Models & Providers

A primer on model types

════════════════════════════════════════════════════════════

7 min read

·
┌──────────────────────────────────────────────────────────┐
│  ═══════════════════════════════════════════════════     │
│  ░░░░░░░░░░░░░░░░░░░░░░░░░░░░░░░░░░░░░░░░░░░░░░░░░░░     │
│  ░░░░░░░░░░░░░░░░░░░░░░░░░░░░░░░░░░░░░░░░░░░░░░░░░░░     │
│  ────────────────────────────────────────────────────    │
│  ██████████████████████████░░░░░░░░░░░░░░░░░░░░░░░░░     │
│  █████████████████████████████████░░░░░░░░░░░░░░░░░░     │
│  ██████████████████████████████████████░░░░░░░░░░░░░     │
│  ████████████████░░░░░░░░░░░░░░░░░░░░░░░░░░░░░░░░░░░     │
│  ────────────────────────────────────────────────────    │
│  ███████████████████████████████████████░░░░░░░░░░░░     │
└──────────────────────────────────────────────────────────┘

AI models come in different types, each designed for specific kinds of tasks. Understanding these types helps you choose the right tool for your needs.

Text Models

────────────────────────────────────────

Text models process and generate written language. They're the most common type of AI model you'll encounter.

[What they do]:

  • Understand and respond to text prompts
  • Generate articles, stories, code, or emails
  • Translate between languages
  • Summarize long documents
  • Answer questions

[Examples]: GPT-4, Claude, Gemini Pro

[Use cases]: Chatbots, writing assistants, code generators, content creation tools

Image Models

────────────────────────────────────────

Image models work with pictures instead of text.

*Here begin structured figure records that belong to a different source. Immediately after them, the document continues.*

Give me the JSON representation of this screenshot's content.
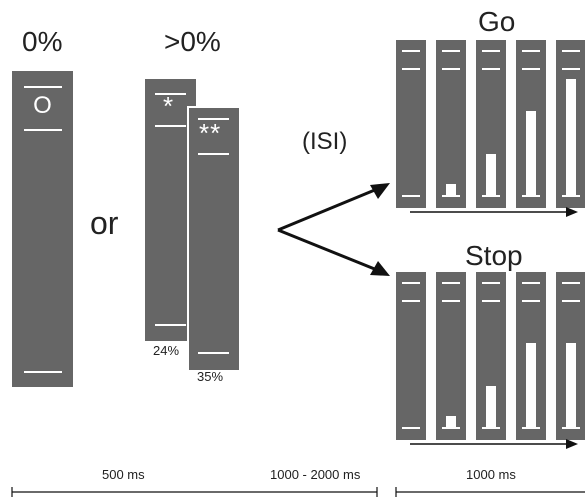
{
  "conditions": {
    "zero_label": "0%",
    "nonzero_label": ">0%",
    "or_label": "or",
    "zero_symbol": "O",
    "star_one_symbol": "*",
    "star_two_symbol": "**",
    "star_one_pct": "24%",
    "star_two_pct": "35%"
  },
  "isi_label": "(ISI)",
  "go": {
    "title": "Go",
    "stage_fill_levels": [
      0,
      0.09,
      0.33,
      0.67,
      0.93
    ]
  },
  "stop": {
    "title": "Stop",
    "stage_fill_levels": [
      0,
      0.09,
      0.33,
      0.67,
      0.67
    ]
  },
  "timeline": {
    "first_duration": "500 ms",
    "isi_duration": "1000 - 2000 ms",
    "response_duration": "1000 ms"
  },
  "colors": {
    "bar": "#666666",
    "marks": "#ffffff",
    "text": "#222222"
  }
}
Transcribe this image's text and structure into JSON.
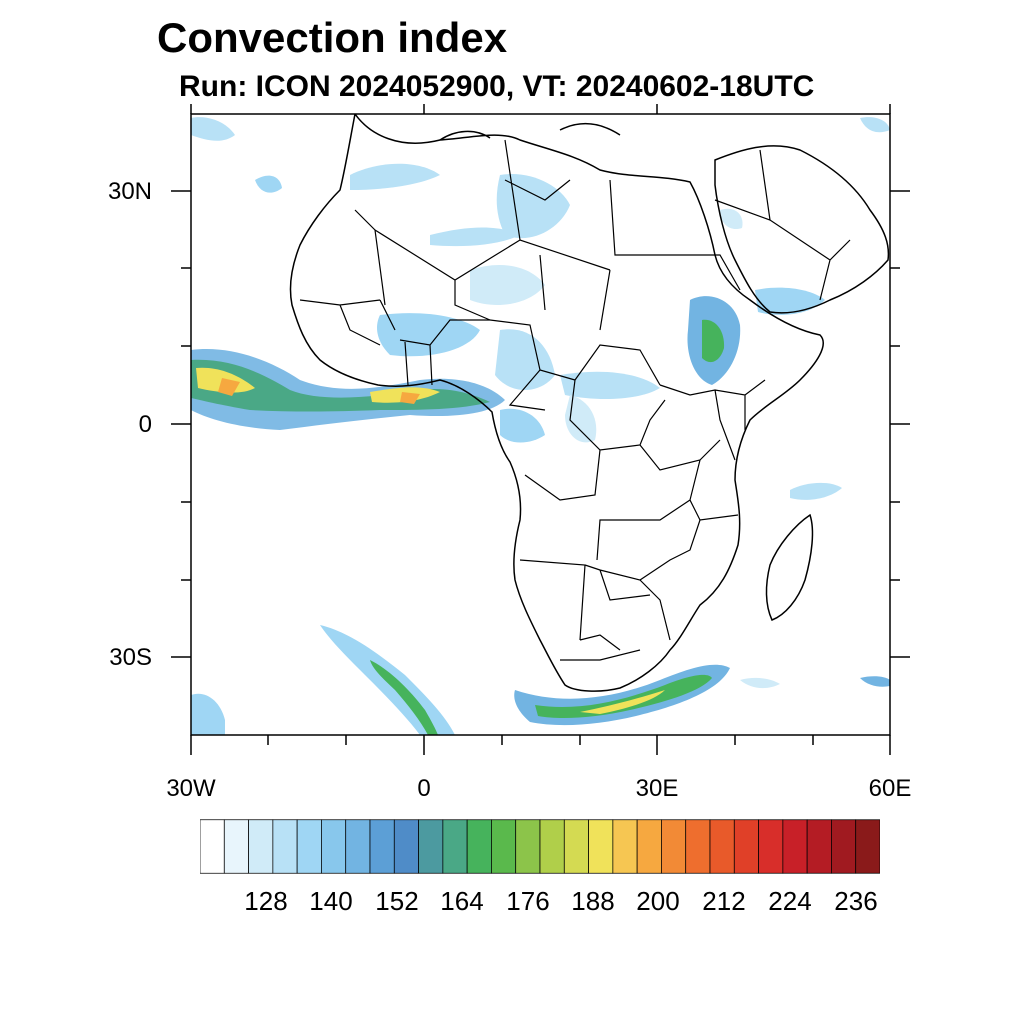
{
  "header": {
    "title": "Convection index",
    "subtitle": "Run: ICON 2024052900,  VT: 20240602-18UTC"
  },
  "axes": {
    "lat_labels": [
      "30N",
      "0",
      "30S"
    ],
    "lon_labels": [
      "30W",
      "0",
      "30E",
      "60E"
    ]
  },
  "colorbar": {
    "tick_labels": [
      "128",
      "140",
      "152",
      "164",
      "176",
      "188",
      "200",
      "212",
      "224",
      "236"
    ],
    "colors": [
      "#ffffff",
      "#e8f5fc",
      "#d0ebf8",
      "#b8e1f6",
      "#9fd6f4",
      "#88c7ec",
      "#72b4e2",
      "#5c9fd6",
      "#4f8cc8",
      "#4c9aa0",
      "#4aa886",
      "#46b35c",
      "#5ab94c",
      "#8cc44a",
      "#b0cf4a",
      "#d4da52",
      "#f0e25a",
      "#f6c652",
      "#f6a840",
      "#f28a36",
      "#ee6e2e",
      "#e85a2a",
      "#e04028",
      "#d82e2a",
      "#c82028",
      "#b41c24",
      "#a01a20",
      "#8a1a1a"
    ]
  },
  "colors": {
    "light": "#b8e1f6",
    "mid": "#72b4e2",
    "teal": "#4c9aa0",
    "green": "#46b35c",
    "yellow": "#f0e25a",
    "orange": "#f6a840"
  }
}
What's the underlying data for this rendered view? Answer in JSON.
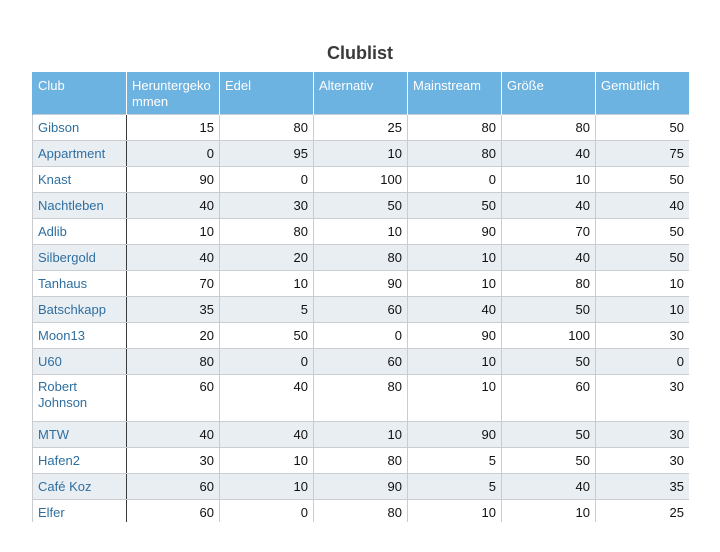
{
  "title": "Clublist",
  "columns": [
    "Club",
    "Heruntergekommen",
    "Edel",
    "Alternativ",
    "Mainstream",
    "Größe",
    "Gemütlich"
  ],
  "rows": [
    {
      "name": "Gibson",
      "values": [
        "15",
        "80",
        "25",
        "80",
        "80",
        "50"
      ]
    },
    {
      "name": "Appartment",
      "values": [
        "0",
        "95",
        "10",
        "80",
        "40",
        "75"
      ]
    },
    {
      "name": "Knast",
      "values": [
        "90",
        "0",
        "100",
        "0",
        "10",
        "50"
      ]
    },
    {
      "name": "Nachtleben",
      "values": [
        "40",
        "30",
        "50",
        "50",
        "40",
        "40"
      ]
    },
    {
      "name": "Adlib",
      "values": [
        "10",
        "80",
        "10",
        "90",
        "70",
        "50"
      ]
    },
    {
      "name": "Silbergold",
      "values": [
        "40",
        "20",
        "80",
        "10",
        "40",
        "50"
      ]
    },
    {
      "name": "Tanhaus",
      "values": [
        "70",
        "10",
        "90",
        "10",
        "80",
        "10"
      ]
    },
    {
      "name": "Batschkapp",
      "values": [
        "35",
        "5",
        "60",
        "40",
        "50",
        "10"
      ]
    },
    {
      "name": "Moon13",
      "values": [
        "20",
        "50",
        "0",
        "90",
        "100",
        "30"
      ]
    },
    {
      "name": "U60",
      "values": [
        "80",
        "0",
        "60",
        "10",
        "50",
        "0"
      ]
    },
    {
      "name": "Robert Johnson",
      "values": [
        "60",
        "40",
        "80",
        "10",
        "60",
        "30"
      ]
    },
    {
      "name": "MTW",
      "values": [
        "40",
        "40",
        "10",
        "90",
        "50",
        "30"
      ]
    },
    {
      "name": "Hafen2",
      "values": [
        "30",
        "10",
        "80",
        "5",
        "50",
        "30"
      ]
    },
    {
      "name": "Café Koz",
      "values": [
        "60",
        "10",
        "90",
        "5",
        "40",
        "35"
      ]
    },
    {
      "name": "Elfer",
      "values": [
        "60",
        "0",
        "80",
        "10",
        "10",
        "25"
      ]
    }
  ]
}
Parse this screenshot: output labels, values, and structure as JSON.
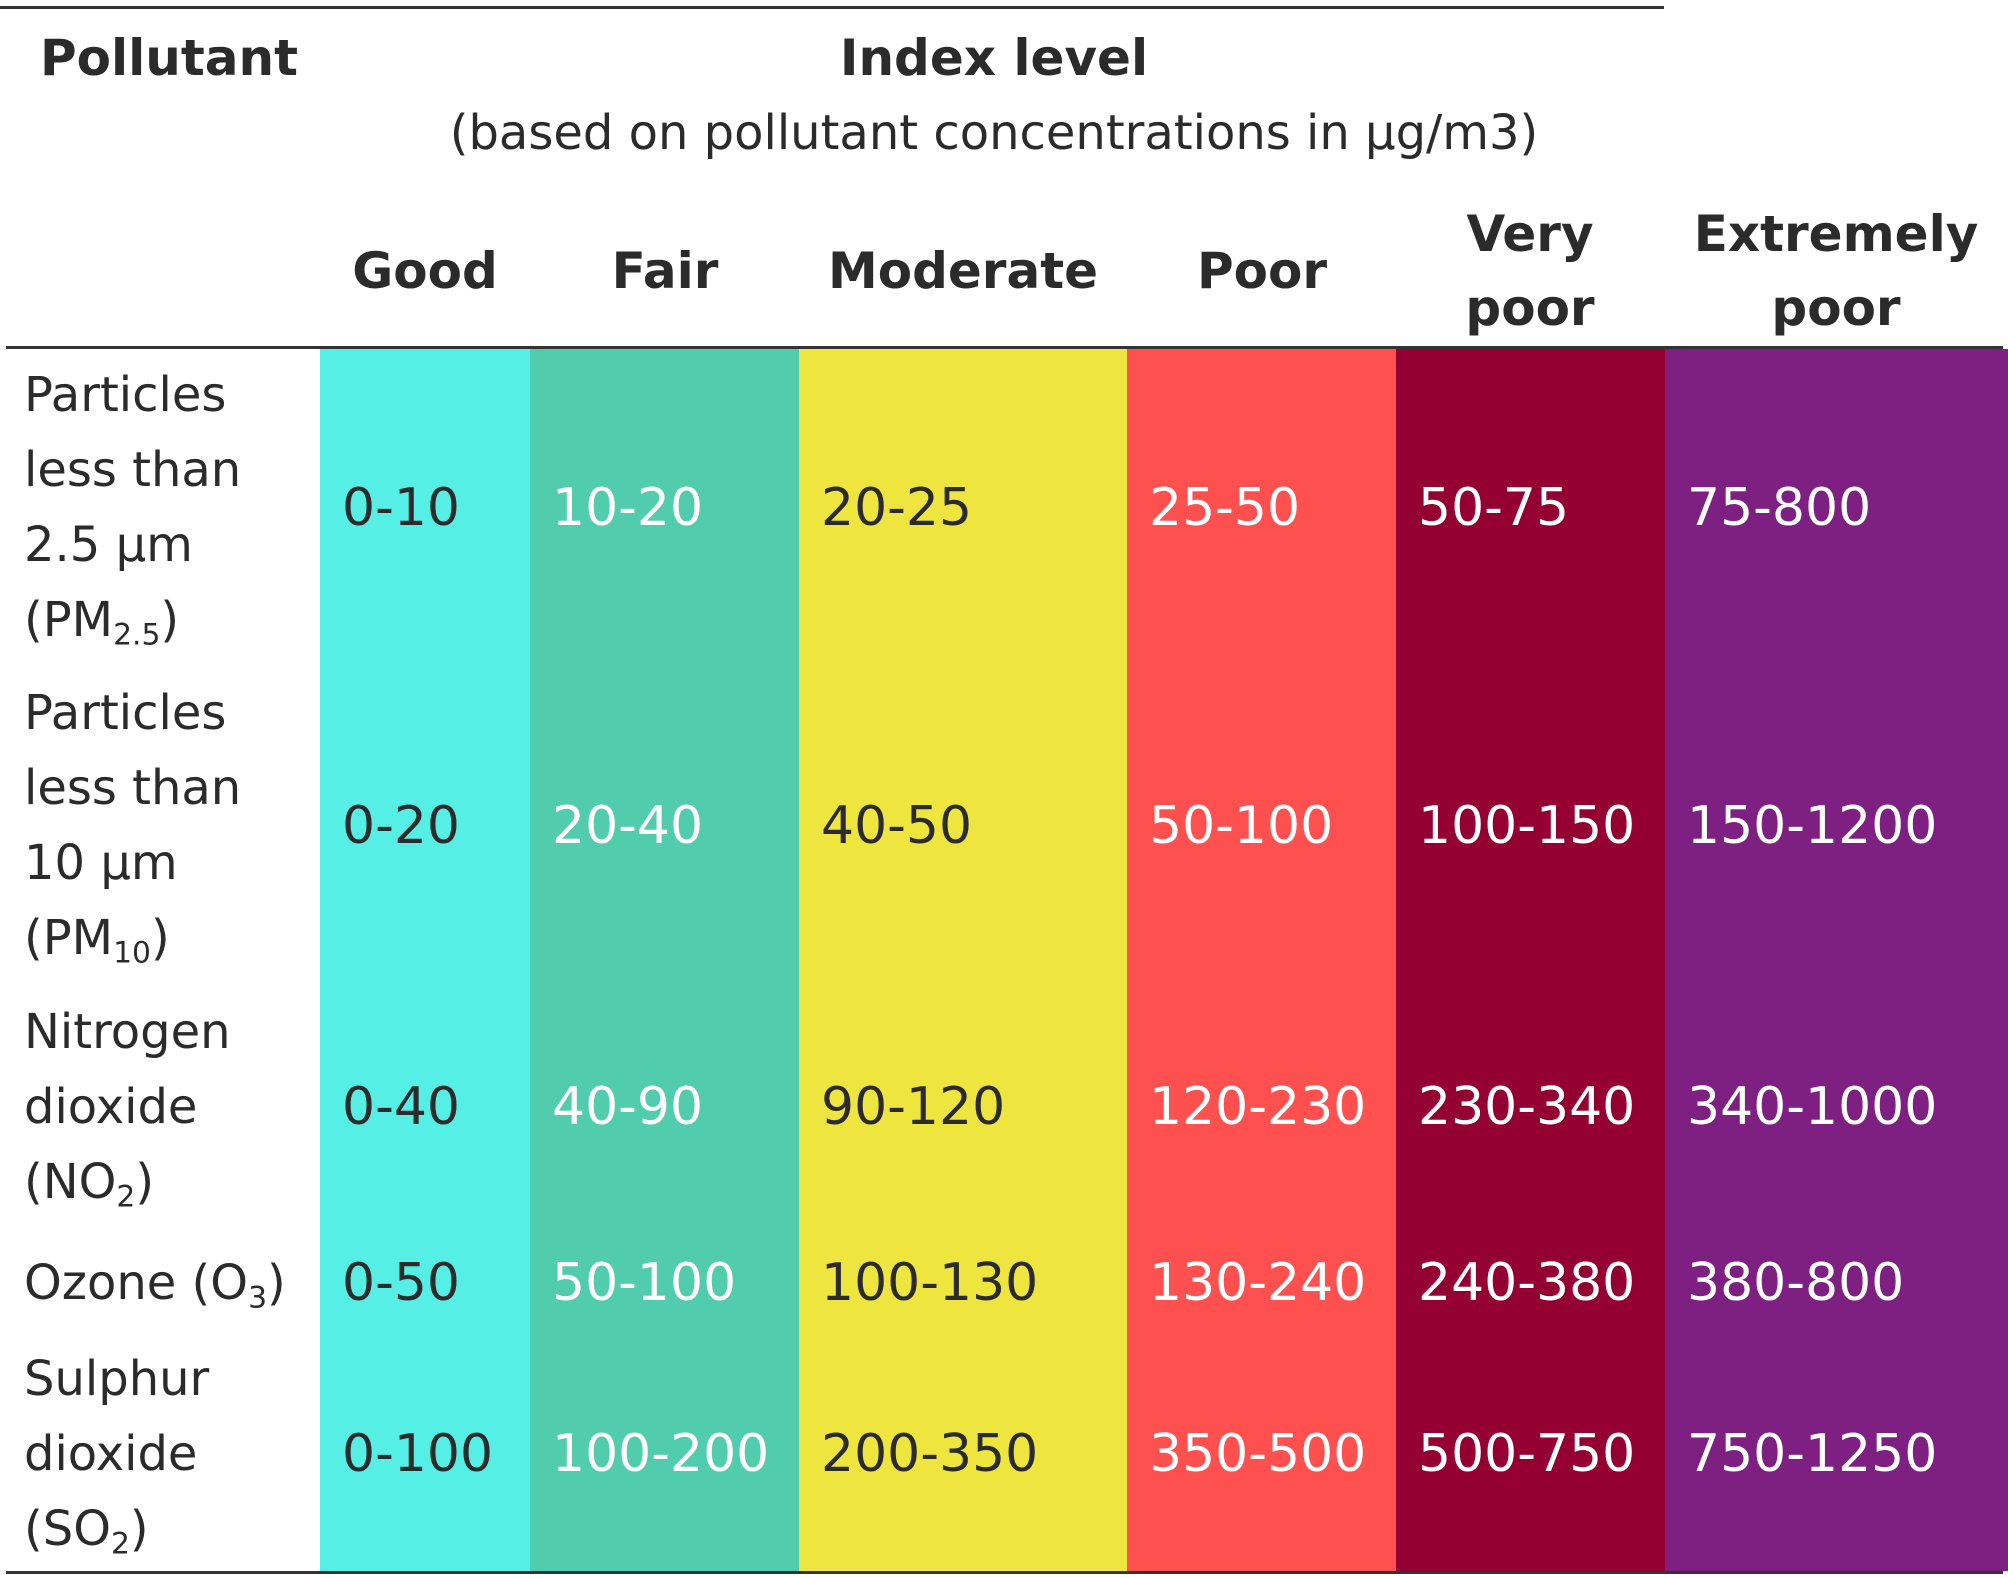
{
  "header": {
    "pollutant_label": "Pollutant",
    "index_title": "Index level",
    "index_subtitle": "(based on pollutant concentrations in µg/m3)"
  },
  "levels": [
    {
      "name_line1": "Good",
      "name_line2": "",
      "color": "#55EFE6"
    },
    {
      "name_line1": "Fair",
      "name_line2": "",
      "color": "#51CCAD"
    },
    {
      "name_line1": "Moderate",
      "name_line2": "",
      "color": "#EEE53F"
    },
    {
      "name_line1": "Poor",
      "name_line2": "",
      "color": "#FF5050"
    },
    {
      "name_line1": "Very",
      "name_line2": "poor",
      "color": "#950032"
    },
    {
      "name_line1": "Extremely",
      "name_line2": "poor",
      "color": "#7D2081"
    }
  ],
  "rows": [
    {
      "name": [
        "Particles",
        "less than",
        "2.5 µm"
      ],
      "formula": {
        "pre": "(PM",
        "sub": "2.5",
        "post": ")"
      },
      "values": [
        "0-10",
        "10-20",
        "20-25",
        "25-50",
        "50-75",
        "75-800"
      ]
    },
    {
      "name": [
        "Particles",
        "less than",
        "10 µm"
      ],
      "formula": {
        "pre": "(PM",
        "sub": "10",
        "post": ")"
      },
      "values": [
        "0-20",
        "20-40",
        "40-50",
        "50-100",
        "100-150",
        "150-1200"
      ]
    },
    {
      "name": [
        "Nitrogen",
        "dioxide"
      ],
      "formula": {
        "pre": "(NO",
        "sub": "2",
        "post": ")"
      },
      "values": [
        "0-40",
        "40-90",
        "90-120",
        "120-230",
        "230-340",
        "340-1000"
      ]
    },
    {
      "name": [],
      "formula": {
        "pre": "Ozone (O",
        "sub": "3",
        "post": ")"
      },
      "values": [
        "0-50",
        "50-100",
        "100-130",
        "130-240",
        "240-380",
        "380-800"
      ]
    },
    {
      "name": [
        "Sulphur",
        "dioxide"
      ],
      "formula": {
        "pre": "(SO",
        "sub": "2",
        "post": ")"
      },
      "values": [
        "0-100",
        "100-200",
        "200-350",
        "350-500",
        "500-750",
        "750-1250"
      ]
    }
  ]
}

They can analyze images or create new ones.

[What they do]:

  • Recognize objects, people, or scenes in photos
  • Generate new images from text descriptions
  • Edit or modify existing images
  • Classify images into categories

[Examples]: DALL-E, Midjourney, Stable Diffusion

[Use cases]: Image generation, photo editing, visual search, content moderation

Multimodal Models

────────────────────────────────────────

Multimodal models can work with multiple types of data—text, images, audio, and sometimes video.

[What they do]:

  • Understand images and answer questions about them
  • Generate images from text descriptions
  • Process both text and images together
  • Work with audio and video inputs

[Examples]: GPT-4 Vision, Claude 3, Gemini Ultra

[Use cases]: Visual Q&A, image analysis tools, content creation platforms

Choosing the Right Type

────────────────────────────────────────

[Need to process text?] → Use a text model [Need to work with images?] → Use an image model or multimodal model [Need both?] → Use a multimodal model

Model Sizes

────────────────────────────────────────

Models also come in different sizes:

  • [Small models]: Faster, cheaper, good for simple tasks
  • [Large models]: More capable, slower, more expensive, better for complex tasks

Many providers offer multiple sizes of the same model, letting you choose based on your needs.

Specialized Models

────────────────────────────────────────

Some models are specialized for specific tasks:

  • [Code models]: Optimized for programming tasks
  • [Math models]: Better at mathematical reasoning
  • [Medical models]: Trained on medical data
  • [Legal models]: Understand legal documents

Understanding model types helps you make better decisions about which AI tools to use.